2017 was another year of political shenanigans, from the ill-advised UK election, continued uncertainty related to Brexit, and Trump’s squabbles with almost everyone (both sides of Congress, North Korea, and others). These headlines generated a lot of noise, but with hindsight it is clear that there was very little change of any significance.
However, from an economic point of view, 2017 was significant because it finally became clear that the global economy had recovered from the effects of the Global Financial Crisis, which began over a decade ago.
The effects of the credit crunch dominated global economics and government policies for the majority of the last ten years. Central banks across the world supported the financial system via massive levels of Quantitative Easing (QE), and interest rates have been at record lows for far longer than could have ever have been expected before the crisis.
For most of the decade, growth around the world has been sporadic, unsynchronised, and generally low. However, the global financial system has now mostly dealt with the effects of the credit crunch, and the major countries of the world are growing healthily in lock-step. After so many years in the doldrums, it is hard to overstate the positive effects of a return to growth.
This positive outlook may help to explain why equity markets have continued to rise over the last few years, and why volatility (often an indicator of investor anxiety) fell to record low levels in October. The optimism must be tempered, however, by the knowledge that equity markets have risen to relatively expensive levels. In addition, QE is being gradually withdrawn, and interest rates are likely to continue to rise as inflationary pressures return to a more ‘normal’ level.
As ever, experience tells us not to stare into the crystal ball and make predictions about the global economy or stock markets in 2018. However, economic conditions are supportive, and the reflationary cycle is likely to be positive for equity markets.

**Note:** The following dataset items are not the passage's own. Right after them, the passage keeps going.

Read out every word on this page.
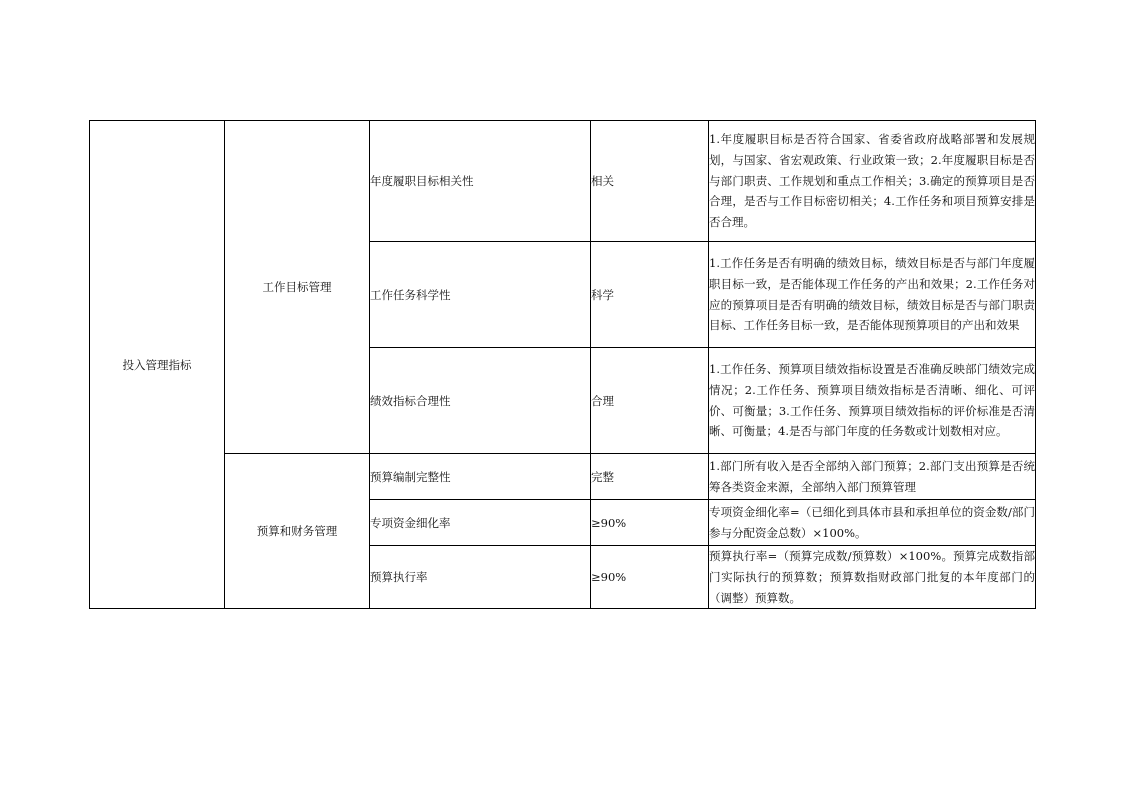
投入管理指标	工作目标管理	年度履职目标相关性	相关	1.年度履职目标是否符合国家、省委省政府战略部署和发展规划，与国家、省宏观政策、行业政策一致；2.年度履职目标是否与部门职责、工作规划和重点工作相关；3.确定的预算项目是否合理，是否与工作目标密切相关；4.工作任务和项目预算安排是否合理。
		工作任务科学性	科学	1.工作任务是否有明确的绩效目标，绩效目标是否与部门年度履职目标一致，是否能体现工作任务的产出和效果；2.工作任务对应的预算项目是否有明确的绩效目标，绩效目标是否与部门职责目标、工作任务目标一致，是否能体现预算项目的产出和效果
		绩效指标合理性	合理	1.工作任务、预算项目绩效指标设置是否准确反映部门绩效完成情况；2.工作任务、预算项目绩效指标是否清晰、细化、可评价、可衡量；3.工作任务、预算项目绩效指标的评价标准是否清晰、可衡量；4.是否与部门年度的任务数或计划数相对应。
	预算和财务管理	预算编制完整性	完整	1.部门所有收入是否全部纳入部门预算；2.部门支出预算是否统筹各类资金来源，全部纳入部门预算管理
		专项资金细化率	≥90%	专项资金细化率=（已细化到具体市县和承担单位的资金数/部门参与分配资金总数）×100%。
		预算执行率	≥90%	预算执行率=（预算完成数/预算数）×100%。预算完成数指部门实际执行的预算数；预算数指财政部门批复的本年度部门的（调整）预算数。
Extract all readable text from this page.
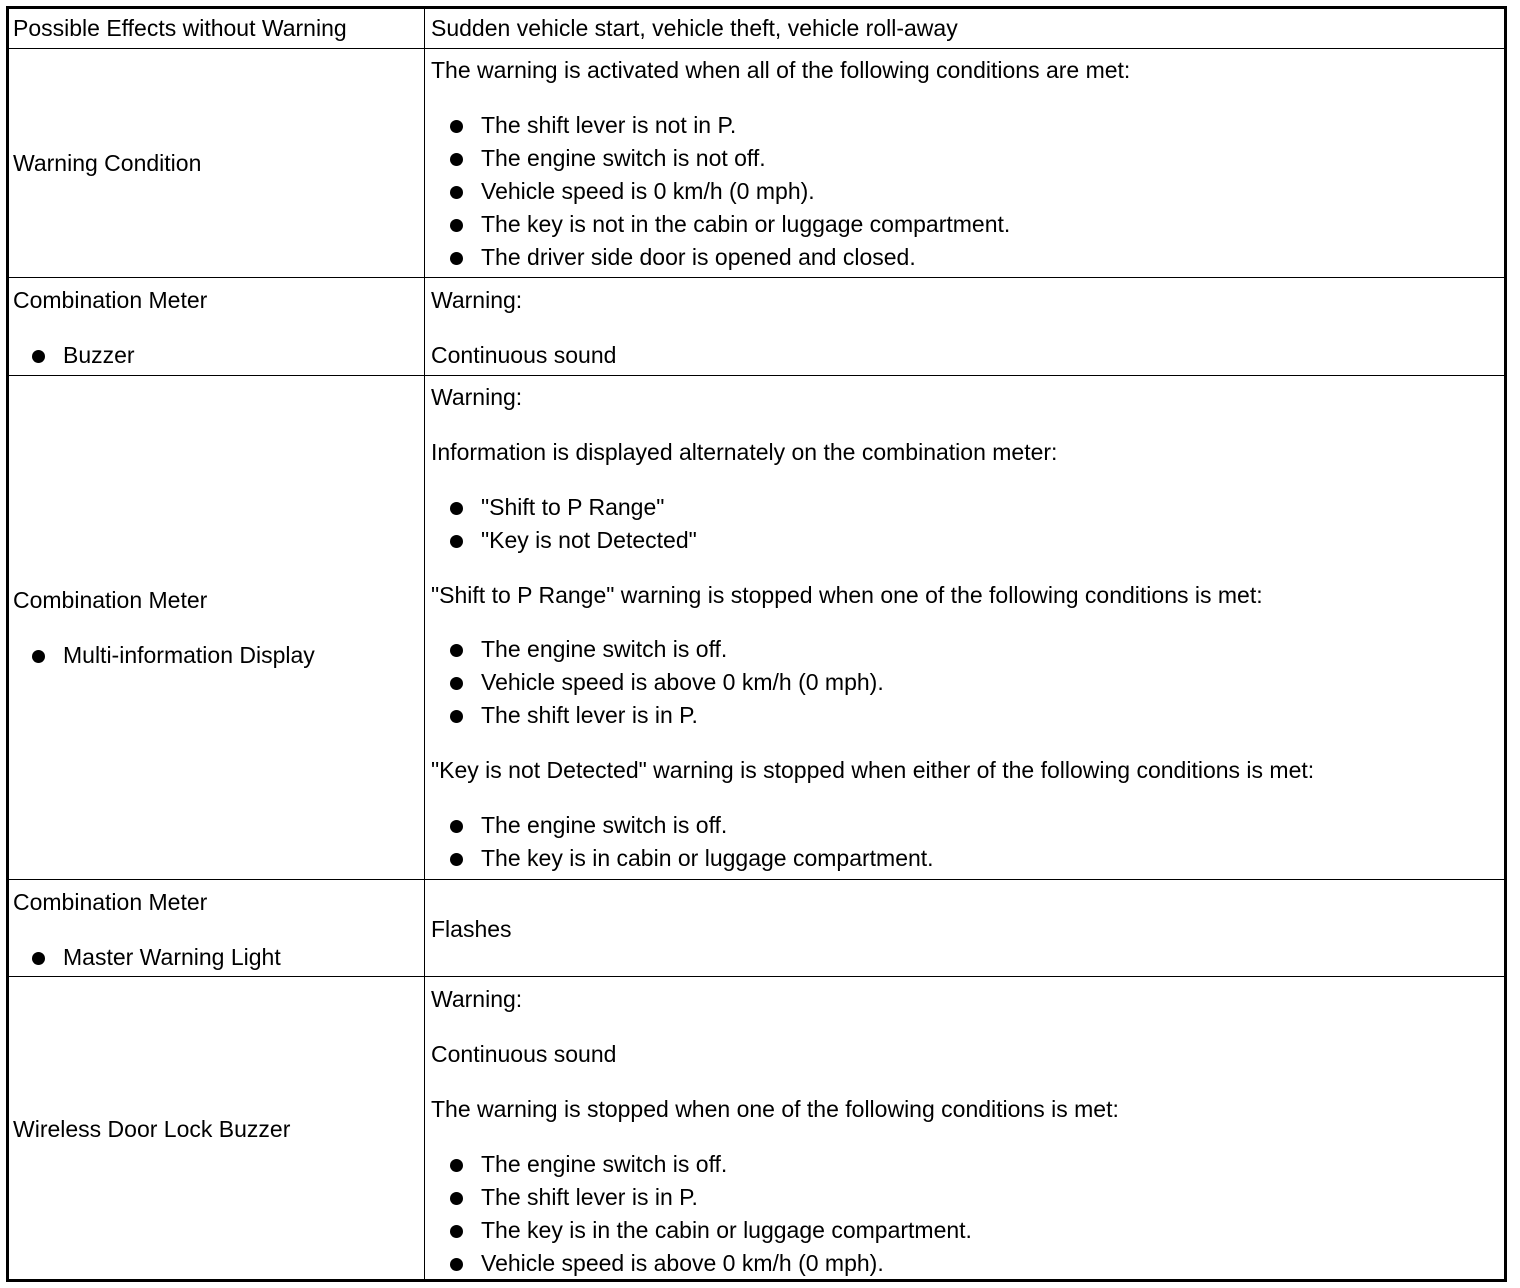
Possible Effects without Warning	Sudden vehicle start, vehicle theft, vehicle roll-away
Warning Condition
The warning is activated when all of the following conditions are met:
The shift lever is not in P.
The engine switch is not off.
Vehicle speed is 0 km/h (0 mph).
The key is not in the cabin or luggage compartment.
The driver side door is opened and closed.
Combination Meter
Buzzer
Warning:
Continuous sound
Combination Meter
Multi-information Display
Warning:
Information is displayed alternately on the combination meter:
"Shift to P Range"
"Key is not Detected"
"Shift to P Range" warning is stopped when one of the following conditions is met:
The engine switch is off.
Vehicle speed is above 0 km/h (0 mph).
The shift lever is in P.
"Key is not Detected" warning is stopped when either of the following conditions is met:
The engine switch is off.
The key is in cabin or luggage compartment.
Combination Meter
Master Warning Light
Flashes
Wireless Door Lock Buzzer
Warning:
Continuous sound
The warning is stopped when one of the following conditions is met:
The engine switch is off.
The shift lever is in P.
The key is in the cabin or luggage compartment.
Vehicle speed is above 0 km/h (0 mph).
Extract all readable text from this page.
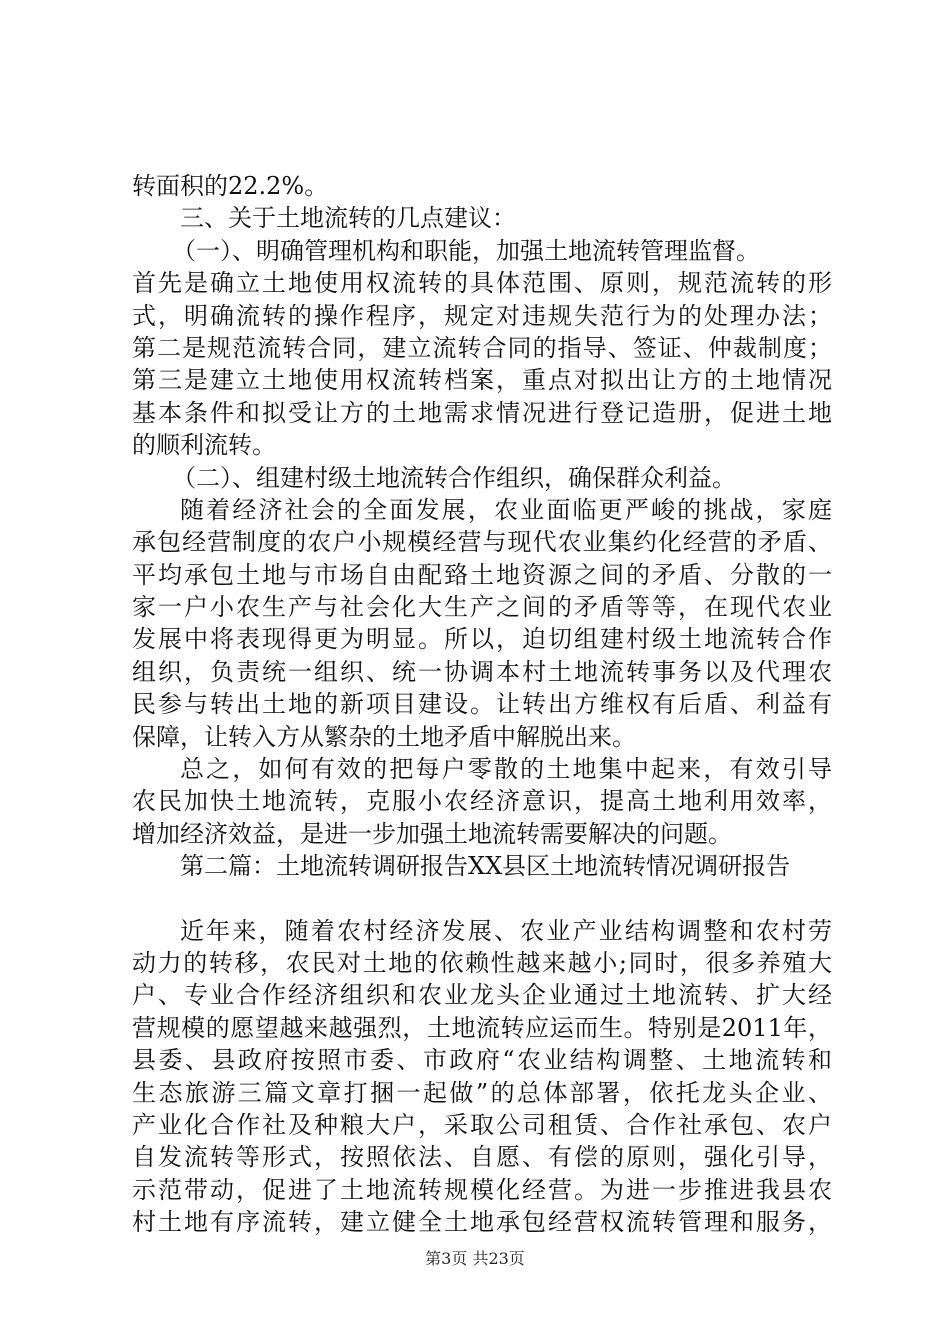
转面积的22.2%。
三、关于土地流转的几点建议：
（一）、明确管理机构和职能，加强土地流转管理监督。
首先是确立土地使用权流转的具体范围、原则，规范流转的形
式，明确流转的操作程序，规定对违规失范行为的处理办法；
第二是规范流转合同，建立流转合同的指导、签证、仲裁制度；
第三是建立土地使用权流转档案，重点对拟出让方的土地情况
基本条件和拟受让方的土地需求情况进行登记造册，促进土地
的顺利流转。
（二）、组建村级土地流转合作组织，确保群众利益。
随着经济社会的全面发展，农业面临更严峻的挑战，家庭
承包经营制度的农户小规模经营与现代农业集约化经营的矛盾、
平均承包土地与市场自由配臵土地资源之间的矛盾、分散的一
家一户小农生产与社会化大生产之间的矛盾等等，在现代农业
发展中将表现得更为明显。所以，迫切组建村级土地流转合作
组织，负责统一组织、统一协调本村土地流转事务以及代理农
民参与转出土地的新项目建设。让转出方维权有后盾、利益有
保障，让转入方从繁杂的土地矛盾中解脱出来。
总之，如何有效的把每户零散的土地集中起来，有效引导
农民加快土地流转，克服小农经济意识，提高土地利用效率，
增加经济效益，是进一步加强土地流转需要解决的问题。
第二篇：土地流转调研报告XX县区土地流转情况调研报告
近年来，随着农村经济发展、农业产业结构调整和农村劳
动力的转移，农民对土地的依赖性越来越小;同时，很多养殖大
户、专业合作经济组织和农业龙头企业通过土地流转、扩大经
营规模的愿望越来越强烈，土地流转应运而生。特别是2011年，
县委、县政府按照市委、市政府“农业结构调整、土地流转和
生态旅游三篇文章打捆一起做”的总体部署，依托龙头企业、
产业化合作社及种粮大户，采取公司租赁、合作社承包、农户
自发流转等形式，按照依法、自愿、有偿的原则，强化引导，
示范带动，促进了土地流转规模化经营。为进一步推进我县农
村土地有序流转，建立健全土地承包经营权流转管理和服务，
第3页 共23页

Moreover, multi-national companies will continue to benefit from sources of revenue growth around the globe, such as the expanding middle class in countries such as China and India. These are strong, multi-decade trends, and well positioned companies can grow their revenues year after year at rates which would be considered unachievable in a mature economy. In addition, technological developments will allow innovative companies to reduce costs continually over the next decade, whether by automation or artificial intelligence.
The key to a successful long-term investment strategy is to manage risk across the market cycle in a wide range of environments. Our investment ethos can be defined as a ‘value & quality’ strategy. This strategy means that we prefer companies with strong balance sheets, strong cash flow generation and higher dividends, alongside other factors such as a clear competitive advantage. Studies show that this strategy outperforms in the long run, but should also outperform at this stage in the cycle. Companies with low levels of borrowing (‘unleveraged’ balance sheets) perform well during periods of rising interest rates, given that higher interest costs have a proportionately smaller impact on them relative to leveraged companies.
The bull market we have experienced for the last few years cannot last forever, but, for the above reasons, we are well positioned for current market conditions, and we are cautiously optimistic for 2018.